Systemic racism is real. Black lives matter. The disproportionate impact of the COVID-19 pandemic on communities of color, including African-Americans, lays bare the deep inequities of our health, education and economic systems.

We are working to listen to the needs of our community, to learn from people with lived experience, and to challenge our own blind spots.

As an employer and service provider, Operation Dignity commits to do our part to address economic and housing injustice. Within our organization and publicly, we are reasserting our commitments to diversity, pay equity and inclusion among our board, executive leadership and our entire workforce. As members of various partnerships in Alameda County, including the Cities of Oakland, Alameda and Emeryville, we partner with their public agencies to ensure the safety and health of our veteran and homeless clients.  We work to create opportunities that advance economic equality, specifically by helping homeless veterans and other unhoused individuals secure permanent, affordable housing and build their incomes, and to gain access to critical medical and mental health services.

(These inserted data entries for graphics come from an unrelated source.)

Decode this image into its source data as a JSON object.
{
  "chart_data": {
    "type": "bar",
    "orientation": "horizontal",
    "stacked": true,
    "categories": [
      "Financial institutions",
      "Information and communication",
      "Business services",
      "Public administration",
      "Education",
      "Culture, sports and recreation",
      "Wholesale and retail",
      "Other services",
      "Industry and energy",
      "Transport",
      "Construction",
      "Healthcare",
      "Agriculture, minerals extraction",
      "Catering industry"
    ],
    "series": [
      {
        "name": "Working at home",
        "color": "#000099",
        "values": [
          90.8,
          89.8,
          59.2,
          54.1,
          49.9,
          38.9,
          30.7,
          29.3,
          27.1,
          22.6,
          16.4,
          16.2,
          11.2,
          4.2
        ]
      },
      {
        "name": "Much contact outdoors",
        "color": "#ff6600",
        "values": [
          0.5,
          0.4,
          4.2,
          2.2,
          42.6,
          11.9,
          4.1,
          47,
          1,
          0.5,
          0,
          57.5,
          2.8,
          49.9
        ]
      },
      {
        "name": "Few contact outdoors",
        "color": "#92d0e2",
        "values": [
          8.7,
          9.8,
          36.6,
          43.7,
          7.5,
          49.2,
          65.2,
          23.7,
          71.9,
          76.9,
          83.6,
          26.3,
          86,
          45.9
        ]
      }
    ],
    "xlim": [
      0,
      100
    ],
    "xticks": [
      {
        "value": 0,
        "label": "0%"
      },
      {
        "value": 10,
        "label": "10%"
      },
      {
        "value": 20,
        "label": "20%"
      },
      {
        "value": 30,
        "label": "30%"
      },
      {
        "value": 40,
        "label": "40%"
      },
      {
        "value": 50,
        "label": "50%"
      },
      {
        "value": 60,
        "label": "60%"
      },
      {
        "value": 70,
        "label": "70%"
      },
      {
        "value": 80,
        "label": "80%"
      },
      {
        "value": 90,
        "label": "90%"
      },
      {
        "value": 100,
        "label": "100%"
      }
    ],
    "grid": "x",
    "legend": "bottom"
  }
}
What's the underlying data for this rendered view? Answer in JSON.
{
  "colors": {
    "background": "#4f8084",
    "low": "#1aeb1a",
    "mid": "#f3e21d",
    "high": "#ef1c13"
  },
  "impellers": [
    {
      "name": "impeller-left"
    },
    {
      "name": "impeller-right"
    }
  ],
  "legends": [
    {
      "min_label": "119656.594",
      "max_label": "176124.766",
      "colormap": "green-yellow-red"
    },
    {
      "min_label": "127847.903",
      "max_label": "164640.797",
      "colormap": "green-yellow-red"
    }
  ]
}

Throughout the COVID-19 crisis, we have partnered with local food pantries, cash relief programs, social service organizations and many other nonprofits. But no amount of philanthropy can make up for the divisions in American society that the pandemic has exposed and deepened.

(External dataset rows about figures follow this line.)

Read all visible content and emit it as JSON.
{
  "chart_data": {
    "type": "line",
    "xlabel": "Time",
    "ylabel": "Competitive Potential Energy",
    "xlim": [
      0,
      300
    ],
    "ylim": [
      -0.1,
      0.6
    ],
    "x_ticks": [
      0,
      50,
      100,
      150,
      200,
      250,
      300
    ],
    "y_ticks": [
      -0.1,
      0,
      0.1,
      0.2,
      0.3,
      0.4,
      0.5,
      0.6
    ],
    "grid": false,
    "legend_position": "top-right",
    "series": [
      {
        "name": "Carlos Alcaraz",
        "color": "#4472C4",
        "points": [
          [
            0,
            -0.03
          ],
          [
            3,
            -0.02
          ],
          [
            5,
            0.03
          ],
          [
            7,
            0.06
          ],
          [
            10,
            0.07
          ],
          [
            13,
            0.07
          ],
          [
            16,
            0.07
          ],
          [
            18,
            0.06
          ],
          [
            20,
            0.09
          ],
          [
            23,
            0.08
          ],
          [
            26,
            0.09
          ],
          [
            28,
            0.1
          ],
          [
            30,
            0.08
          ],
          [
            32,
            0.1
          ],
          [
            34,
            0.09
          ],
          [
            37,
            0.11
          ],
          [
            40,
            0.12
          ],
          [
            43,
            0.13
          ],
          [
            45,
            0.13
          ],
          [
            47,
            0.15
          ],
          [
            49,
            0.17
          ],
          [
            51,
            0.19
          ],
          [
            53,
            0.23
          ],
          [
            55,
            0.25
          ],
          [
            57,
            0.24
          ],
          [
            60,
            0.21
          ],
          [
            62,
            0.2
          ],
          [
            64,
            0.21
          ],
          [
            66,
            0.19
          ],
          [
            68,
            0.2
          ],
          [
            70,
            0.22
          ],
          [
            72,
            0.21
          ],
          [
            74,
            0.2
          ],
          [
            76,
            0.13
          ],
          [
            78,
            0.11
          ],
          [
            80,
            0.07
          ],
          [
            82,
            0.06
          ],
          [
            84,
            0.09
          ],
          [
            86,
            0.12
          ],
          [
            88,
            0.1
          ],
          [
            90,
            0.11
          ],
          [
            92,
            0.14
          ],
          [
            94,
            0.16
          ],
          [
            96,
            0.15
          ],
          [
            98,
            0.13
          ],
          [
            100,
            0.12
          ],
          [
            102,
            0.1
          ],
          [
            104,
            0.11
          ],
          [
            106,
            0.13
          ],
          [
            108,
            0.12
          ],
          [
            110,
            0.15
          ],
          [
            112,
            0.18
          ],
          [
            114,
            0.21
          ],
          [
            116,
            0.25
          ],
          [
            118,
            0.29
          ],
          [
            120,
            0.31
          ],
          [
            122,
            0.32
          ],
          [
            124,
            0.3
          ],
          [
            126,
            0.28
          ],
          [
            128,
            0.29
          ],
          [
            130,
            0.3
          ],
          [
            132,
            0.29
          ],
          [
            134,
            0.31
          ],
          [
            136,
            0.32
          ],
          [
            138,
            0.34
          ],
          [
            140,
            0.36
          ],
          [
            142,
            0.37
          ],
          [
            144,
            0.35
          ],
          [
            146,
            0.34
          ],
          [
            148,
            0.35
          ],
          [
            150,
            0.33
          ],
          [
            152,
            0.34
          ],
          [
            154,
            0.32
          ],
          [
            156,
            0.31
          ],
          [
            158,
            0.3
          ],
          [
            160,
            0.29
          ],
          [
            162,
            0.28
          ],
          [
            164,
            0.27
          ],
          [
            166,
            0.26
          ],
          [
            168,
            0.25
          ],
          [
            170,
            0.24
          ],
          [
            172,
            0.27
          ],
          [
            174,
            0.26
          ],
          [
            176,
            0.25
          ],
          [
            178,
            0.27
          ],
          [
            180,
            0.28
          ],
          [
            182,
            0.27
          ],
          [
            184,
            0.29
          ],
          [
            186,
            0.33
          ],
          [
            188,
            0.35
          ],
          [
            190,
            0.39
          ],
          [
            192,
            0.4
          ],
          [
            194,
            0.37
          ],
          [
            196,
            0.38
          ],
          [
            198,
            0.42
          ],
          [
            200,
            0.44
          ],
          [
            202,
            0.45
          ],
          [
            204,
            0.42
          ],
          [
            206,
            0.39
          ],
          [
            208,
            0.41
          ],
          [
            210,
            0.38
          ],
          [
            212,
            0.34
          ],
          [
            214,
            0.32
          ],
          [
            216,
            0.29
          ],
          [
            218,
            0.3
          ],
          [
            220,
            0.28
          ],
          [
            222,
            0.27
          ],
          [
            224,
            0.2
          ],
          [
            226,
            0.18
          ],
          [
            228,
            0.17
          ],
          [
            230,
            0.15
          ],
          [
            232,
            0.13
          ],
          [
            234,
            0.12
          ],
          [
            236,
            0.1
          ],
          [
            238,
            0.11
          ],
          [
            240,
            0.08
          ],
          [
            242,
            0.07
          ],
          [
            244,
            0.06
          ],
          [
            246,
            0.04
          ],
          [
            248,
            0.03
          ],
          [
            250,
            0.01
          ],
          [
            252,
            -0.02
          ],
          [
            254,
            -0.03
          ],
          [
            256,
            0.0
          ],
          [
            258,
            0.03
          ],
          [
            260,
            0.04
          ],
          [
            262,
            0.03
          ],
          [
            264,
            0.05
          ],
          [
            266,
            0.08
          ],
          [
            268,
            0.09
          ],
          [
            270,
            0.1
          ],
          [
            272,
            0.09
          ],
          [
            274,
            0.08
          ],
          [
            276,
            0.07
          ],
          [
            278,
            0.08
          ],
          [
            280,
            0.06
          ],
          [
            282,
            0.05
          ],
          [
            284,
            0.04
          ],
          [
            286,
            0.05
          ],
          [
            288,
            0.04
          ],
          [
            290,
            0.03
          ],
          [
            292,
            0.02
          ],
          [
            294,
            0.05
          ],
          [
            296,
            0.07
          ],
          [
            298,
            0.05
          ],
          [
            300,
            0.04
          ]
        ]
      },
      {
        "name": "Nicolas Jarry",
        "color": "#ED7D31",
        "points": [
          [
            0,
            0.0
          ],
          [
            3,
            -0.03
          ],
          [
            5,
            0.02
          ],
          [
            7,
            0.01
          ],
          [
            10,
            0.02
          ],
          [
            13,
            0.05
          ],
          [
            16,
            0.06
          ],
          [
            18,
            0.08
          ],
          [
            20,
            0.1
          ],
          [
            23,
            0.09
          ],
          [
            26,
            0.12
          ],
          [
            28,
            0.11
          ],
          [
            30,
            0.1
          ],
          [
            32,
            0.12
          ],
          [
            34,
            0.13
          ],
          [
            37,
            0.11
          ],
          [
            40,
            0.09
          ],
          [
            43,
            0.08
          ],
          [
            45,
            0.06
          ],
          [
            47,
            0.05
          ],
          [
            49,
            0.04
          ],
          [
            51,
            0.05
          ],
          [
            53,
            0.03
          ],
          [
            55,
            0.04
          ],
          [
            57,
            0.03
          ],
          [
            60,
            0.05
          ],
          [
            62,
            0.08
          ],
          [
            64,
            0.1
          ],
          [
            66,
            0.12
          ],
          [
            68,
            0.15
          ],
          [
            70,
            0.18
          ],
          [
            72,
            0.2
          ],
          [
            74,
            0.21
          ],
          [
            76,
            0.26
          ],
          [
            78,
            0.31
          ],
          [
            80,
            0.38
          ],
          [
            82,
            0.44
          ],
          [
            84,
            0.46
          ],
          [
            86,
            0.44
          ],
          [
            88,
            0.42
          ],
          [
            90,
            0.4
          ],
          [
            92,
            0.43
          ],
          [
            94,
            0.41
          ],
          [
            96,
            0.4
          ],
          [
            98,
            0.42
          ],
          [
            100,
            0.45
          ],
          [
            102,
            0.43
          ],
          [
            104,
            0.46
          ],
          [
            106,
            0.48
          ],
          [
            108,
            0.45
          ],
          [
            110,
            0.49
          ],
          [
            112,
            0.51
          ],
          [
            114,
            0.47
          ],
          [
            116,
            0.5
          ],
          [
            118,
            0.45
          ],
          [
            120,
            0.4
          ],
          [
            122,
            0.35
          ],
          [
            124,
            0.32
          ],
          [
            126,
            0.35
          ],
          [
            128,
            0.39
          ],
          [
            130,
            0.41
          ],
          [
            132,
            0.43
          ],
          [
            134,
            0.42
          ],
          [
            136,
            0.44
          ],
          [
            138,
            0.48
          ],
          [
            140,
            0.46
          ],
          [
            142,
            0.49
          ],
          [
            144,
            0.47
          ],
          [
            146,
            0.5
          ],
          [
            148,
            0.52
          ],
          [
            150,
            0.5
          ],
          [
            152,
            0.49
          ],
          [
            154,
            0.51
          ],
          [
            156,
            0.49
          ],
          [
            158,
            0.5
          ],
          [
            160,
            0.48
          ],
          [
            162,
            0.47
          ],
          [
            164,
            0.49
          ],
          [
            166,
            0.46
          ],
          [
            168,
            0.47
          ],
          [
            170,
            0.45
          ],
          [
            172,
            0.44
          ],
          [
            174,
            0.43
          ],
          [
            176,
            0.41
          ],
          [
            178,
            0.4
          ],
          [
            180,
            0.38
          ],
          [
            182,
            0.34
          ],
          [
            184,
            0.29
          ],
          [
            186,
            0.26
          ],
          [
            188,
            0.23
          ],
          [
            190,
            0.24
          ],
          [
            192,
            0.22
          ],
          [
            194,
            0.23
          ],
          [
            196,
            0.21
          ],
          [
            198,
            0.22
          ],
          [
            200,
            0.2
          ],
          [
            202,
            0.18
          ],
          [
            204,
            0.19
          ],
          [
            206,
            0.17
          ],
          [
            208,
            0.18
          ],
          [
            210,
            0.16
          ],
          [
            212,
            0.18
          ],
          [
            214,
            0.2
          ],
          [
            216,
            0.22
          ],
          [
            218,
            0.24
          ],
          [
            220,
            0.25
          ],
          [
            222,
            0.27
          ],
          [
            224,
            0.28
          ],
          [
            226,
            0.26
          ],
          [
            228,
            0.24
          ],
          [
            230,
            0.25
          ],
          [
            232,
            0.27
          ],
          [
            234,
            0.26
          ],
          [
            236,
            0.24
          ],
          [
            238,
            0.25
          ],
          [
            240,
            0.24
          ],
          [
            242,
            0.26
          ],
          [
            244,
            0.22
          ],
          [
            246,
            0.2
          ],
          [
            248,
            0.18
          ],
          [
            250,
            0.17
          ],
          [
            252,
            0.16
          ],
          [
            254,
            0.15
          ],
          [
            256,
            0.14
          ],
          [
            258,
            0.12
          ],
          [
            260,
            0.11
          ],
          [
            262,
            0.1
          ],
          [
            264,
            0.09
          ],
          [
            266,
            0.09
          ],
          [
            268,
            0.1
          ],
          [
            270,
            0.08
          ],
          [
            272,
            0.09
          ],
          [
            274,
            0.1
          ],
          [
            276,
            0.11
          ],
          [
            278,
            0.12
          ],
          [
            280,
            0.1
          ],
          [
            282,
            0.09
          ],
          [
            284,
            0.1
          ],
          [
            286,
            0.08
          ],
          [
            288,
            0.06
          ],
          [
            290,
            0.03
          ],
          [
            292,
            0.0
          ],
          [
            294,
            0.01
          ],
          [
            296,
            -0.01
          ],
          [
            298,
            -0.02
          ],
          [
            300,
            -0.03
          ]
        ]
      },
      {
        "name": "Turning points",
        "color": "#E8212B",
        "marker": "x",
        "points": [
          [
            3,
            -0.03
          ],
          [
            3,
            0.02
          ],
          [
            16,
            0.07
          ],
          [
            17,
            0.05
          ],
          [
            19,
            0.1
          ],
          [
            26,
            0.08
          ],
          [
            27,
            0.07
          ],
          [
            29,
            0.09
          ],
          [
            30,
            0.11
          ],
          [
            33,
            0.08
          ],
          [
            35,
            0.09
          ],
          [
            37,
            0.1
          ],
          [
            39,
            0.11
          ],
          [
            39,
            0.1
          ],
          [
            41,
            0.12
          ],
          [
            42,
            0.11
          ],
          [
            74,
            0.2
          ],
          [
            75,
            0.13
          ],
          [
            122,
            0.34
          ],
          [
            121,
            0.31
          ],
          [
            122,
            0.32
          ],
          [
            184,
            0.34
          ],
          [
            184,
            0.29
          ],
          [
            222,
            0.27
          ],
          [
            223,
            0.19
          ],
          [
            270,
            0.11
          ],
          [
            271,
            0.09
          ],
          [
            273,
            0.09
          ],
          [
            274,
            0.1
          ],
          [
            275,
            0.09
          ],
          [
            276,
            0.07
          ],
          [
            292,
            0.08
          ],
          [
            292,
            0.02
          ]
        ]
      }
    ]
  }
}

To our fellow citizens who are giving voice to their frustration, fears and anger on the city streets: We see you. We hear you.  We want to work with you towards racial equality and a society where everyone feels, and is, safe.  We have been deeply moved and inspired by the millions of voices, in this country and across the world, that are courageously speaking out for justice and change. 

While this is a time of loss and tragic injustice, it is also a time for opportunity and hope.  The current outcry for social and economic justice calls on us for something different from the old “normal.”  Goals deemed unachievable just a few months ago are now being viewed through a different lens as changes that are not only necessary, but urgent.  Alameda County prides itself on being an open and inclusive community, attracting talent from everywhere to build lives, careers and businesses. But our institutions have not lived up to that standard, and have for too long denied access to education, affordable housing, jobs, and services based on race. In our post-pandemic world, that must change.

Our team is committed to being a part of that change.  While our staff is deeply troubled, and even fearful in the midst of the pandemic and social unrest, we are determined more than ever to come together, support each other, and advocate for the individuals and communities we serve.